Arce, en ese momento me miró, dice Ulises, y me dijo: no estoy muy seguro de nada de lo que pasó esa noche, pero sé que luego no lo volví a ver más. Tampoco sé porqué tendría miedo de los servicios secretos occidentales, si supuestamente él hubiera pertenecido al servicio secreto alemán. Yo le dije que no se preocupe por eso, si era todo mentira, era todo una historia que le había contado. Tal vez, me dice Ulises, mientras Arce todavía dudaba, Brausen estaba totalmente seguro que lo que había oído era verdad, que Stramm era Heym, que era espia y que había encontrado, por medio de los datos de un tal Manfredini, a Heinrich Müller, alias Gestapo Müller en San Juan, haciéndose pasar por Paul von Sthüler. En ese punto, medio que me perdí con todos los nombres que me daba Ulises, pero él reía. No le importaba, le parecía que la historia era buena, divertida, e interesante.

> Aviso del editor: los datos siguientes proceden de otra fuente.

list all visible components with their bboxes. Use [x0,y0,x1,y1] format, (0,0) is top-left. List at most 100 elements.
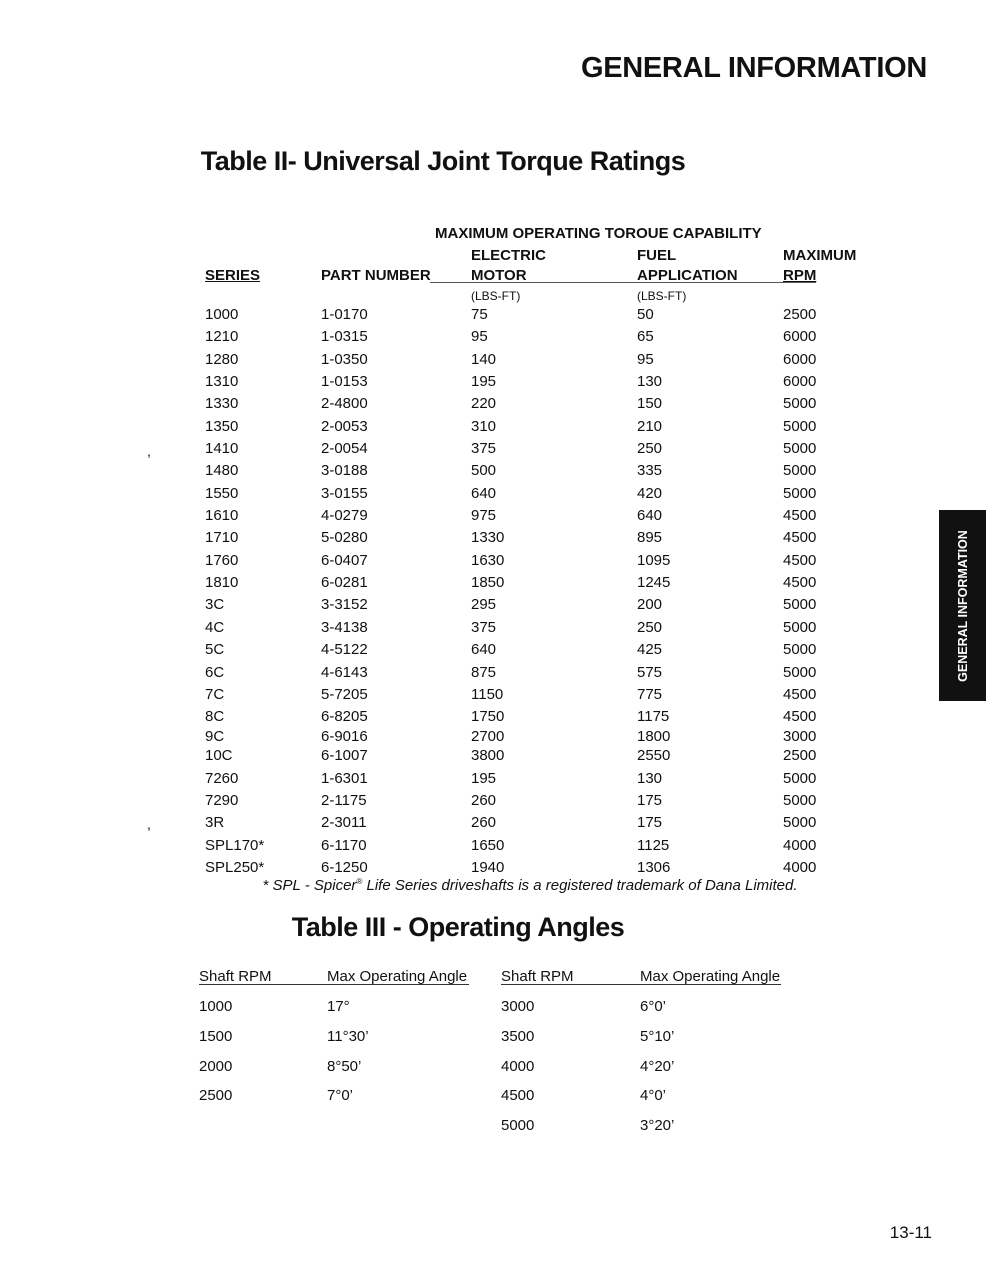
table-cell: 75 [471,306,488,323]
table-cell: 6000 [783,350,817,368]
table-row: 8C 6-8205 1750 1175 4500 [0,708,986,728]
table-cell: 1-0153 [321,373,368,391]
table-cell: 140 [471,350,497,368]
t3-header-shaft-rpm: Shaft RPM [199,968,272,985]
table-row: 3R 2-3011 260 175 5000 [0,814,986,836]
table-cell: 4500 [783,551,817,569]
table-cell: 1210 [205,328,239,346]
table-cell: 335 [637,462,663,480]
table-row: 1330 2-4800 220 150 5000 [0,395,986,417]
table-cell: 130 [637,769,663,787]
table2-title: Table II- Universal Joint Torque Ratings [200,146,686,176]
table-cell: 1710 [205,529,239,547]
table-cell: 4500 [783,529,817,547]
table-cell: 9C [205,727,225,745]
table-cell: 1245 [637,574,671,592]
table-cell: 6-1007 [321,747,368,765]
table-cell: 425 [637,641,663,659]
table-row: 1310 1-0153 195 130 6000 [0,373,986,395]
table-row: 1500 11°30’ 3500 5°10’ [0,1028,986,1058]
table-cell: 1350 [205,417,239,435]
table-cell: 200 [637,596,663,614]
table-cell: 10C [205,747,233,765]
table3-title: Table III - Operating Angles [291,912,625,942]
t3-header-max-angle-2: Max Operating Angle [640,968,781,985]
table-cell: 775 [637,685,663,703]
table-cell: 575 [637,663,663,681]
table-cell: 6000 [783,373,817,391]
table-row: 2000 8°50’ 4000 4°20’ [0,1058,986,1088]
table-cell: 3C [205,596,225,614]
table-cell: 11°30’ [327,1027,369,1045]
side-tab-label: GENERAL INFORMATION [955,529,970,682]
table-cell: 3800 [471,747,505,765]
table-cell: 895 [637,529,663,547]
table-cell: 1-6301 [321,769,368,787]
table-row: 1550 3-0155 640 420 5000 [0,485,986,507]
table-cell: 5000 [501,1117,535,1135]
section-side-tab[interactable]: GENERAL INFORMATION [939,510,986,701]
table-cell: 3000 [783,727,817,745]
section-header: GENERAL INFORMATION [580,52,927,84]
table-cell: 1550 [205,484,239,502]
table-cell: 1480 [205,462,239,480]
table-cell: 2-0053 [321,417,368,435]
table-cell: 6°0’ [640,998,667,1015]
table-cell: 640 [471,484,497,502]
table-cell: 260 [471,791,497,809]
table-row: 6C 4-6143 875 575 5000 [0,664,986,686]
table-cell: 1410 [205,440,239,458]
table-cell: 4500 [783,574,817,592]
table-cell: 5-7205 [321,685,368,703]
table-cell: 50 [637,306,654,323]
table-row: 1480 3-0188 500 335 5000 [0,462,986,484]
table-cell: 295 [471,596,497,614]
col-header-electric-line1: ELECTRIC [471,247,546,264]
col-header-fuel-line2: APPLICATION [637,267,738,284]
table-row: SPL170* 6-1170 1650 1125 4000 [0,837,986,859]
table-row: 1280 1-0350 140 95 6000 [0,351,986,373]
table2-group-header: MAXIMUM OPERATING TOROUE CAPABILITY [435,225,762,242]
table-cell: 250 [637,440,663,458]
table-cell: 1280 [205,350,239,368]
table-cell: 8°50’ [327,1057,362,1075]
t3-header-rule [199,984,469,985]
table-cell: 7°0’ [327,1087,354,1105]
table-cell: 4-6143 [321,663,368,681]
table-row: 1410 2-0054 375 250 5000 [0,440,986,462]
footnote-pre: * SPL - Spicer [262,877,357,894]
table-cell: 2-3011 [321,814,367,832]
table-cell: 5C [205,641,225,659]
unit-fuel: (LBS-FT) [637,289,687,303]
table-cell: 1095 [637,551,671,569]
table-cell: 5°10’ [640,1027,675,1045]
table-cell: 1810 [205,574,239,592]
table-cell: 4-5122 [321,641,368,659]
table-cell: 1330 [471,529,505,547]
table-cell: 375 [471,618,497,636]
table-row: SPL250* 6-1250 1940 1306 4000 [0,859,986,881]
table-row: 4C 3-4138 375 250 5000 [0,619,986,641]
table-cell: 5000 [783,484,817,502]
table-cell: 1760 [205,551,239,569]
table-cell: 4°0’ [640,1087,667,1105]
table-cell: 1-0350 [321,350,368,368]
table-cell: 1330 [205,395,239,413]
table-cell: 7C [205,685,225,703]
table-cell: 2-1175 [321,791,367,809]
table-cell: 3-0155 [321,484,368,502]
table-row: 1710 5-0280 1330 895 4500 [0,529,986,551]
col-header-electric-line2: MOTOR [471,267,527,284]
table-cell: 640 [637,507,663,525]
table-cell: 1-0315 [321,328,368,346]
table-cell: 1500 [199,1027,233,1045]
table-cell: 175 [637,814,663,832]
table-cell: 3R [205,814,225,832]
table-row: 1000 17° 3000 6°0’ [0,998,986,1028]
table-row: 1760 6-0407 1630 1095 4500 [0,552,986,574]
table-cell: 2-0054 [321,440,368,458]
table-cell: 4000 [783,836,817,854]
table-cell: 5000 [783,769,817,787]
table-row: 1810 6-0281 1850 1245 4500 [0,574,986,596]
table-cell: 95 [637,350,654,368]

Llegado al caso, me dice Ulises, de llegar a ser cierta, Paul von Sthüler está muerto, hoy tendría más de cien años. El jefe de la Gestapo nunca fue enconrado, dice, aunque creen que murió cuando escapaba de Berlín. Algunos dicen que huyó a la Unión Soviética, lo que, aunque primeramente inverosímil, al final, con ciertos datos, puede ser probable. La opción de sudamérica, le digo, no sé, dice Ulises, acá encontraron a Eichmann, y no dijo nada sobre su jefe, mejor dicho, sobre el paradero, aunque Eichmann era SS y Müller Gestapo, le dije. Sí, responde Ulises. Y Arce, qué cree al final de todo esto, le pregunto. Nada de lo que diga José María Arce puede ser tomado en serio, con el tiempo se fue poniendo cada vez más paranoico, vos lo sabés, de hecho, yo lo sabía, lo sé, cree que lo persiguen agentes del gobierno de Utopía, el estado perfecto descripto por Tomás Moro, dicen que lo buscan para sacarle el libro de Rafael Hitlodino que encontró en Lisboa. Una vez mandó un paquete, que anduvo entre varias manos. Por las mías pasó, yo se lo dí a Ulises, no me atreví a abrirlo, sé que Ulises tampoco lo abrió. Creo que ninguno lo abrió. Al final, todos teníamos un poco de miedo.
Se nos acabó la bebida. El perro se levanta y empieza a ladrar, salta contra la puerta y da vueltas, la cola se mueve en signo de alegría. El despendero se despierta y camina rápido sobresaltado hasta la puerta, la abre y espera. Sale, mira arriba y abajo en la calle, el perro se escapa. El despensero está afuera, gritando el nombre del perro, con los brazos en jarra y silba bien fuerte. Ulises y yo lo miramos, una mano me toca el hombro, me doy vuelta y es José María Arce, que me saludaba, haciéndome señas para que no haga ruido nos vamos por la puerta de atrás.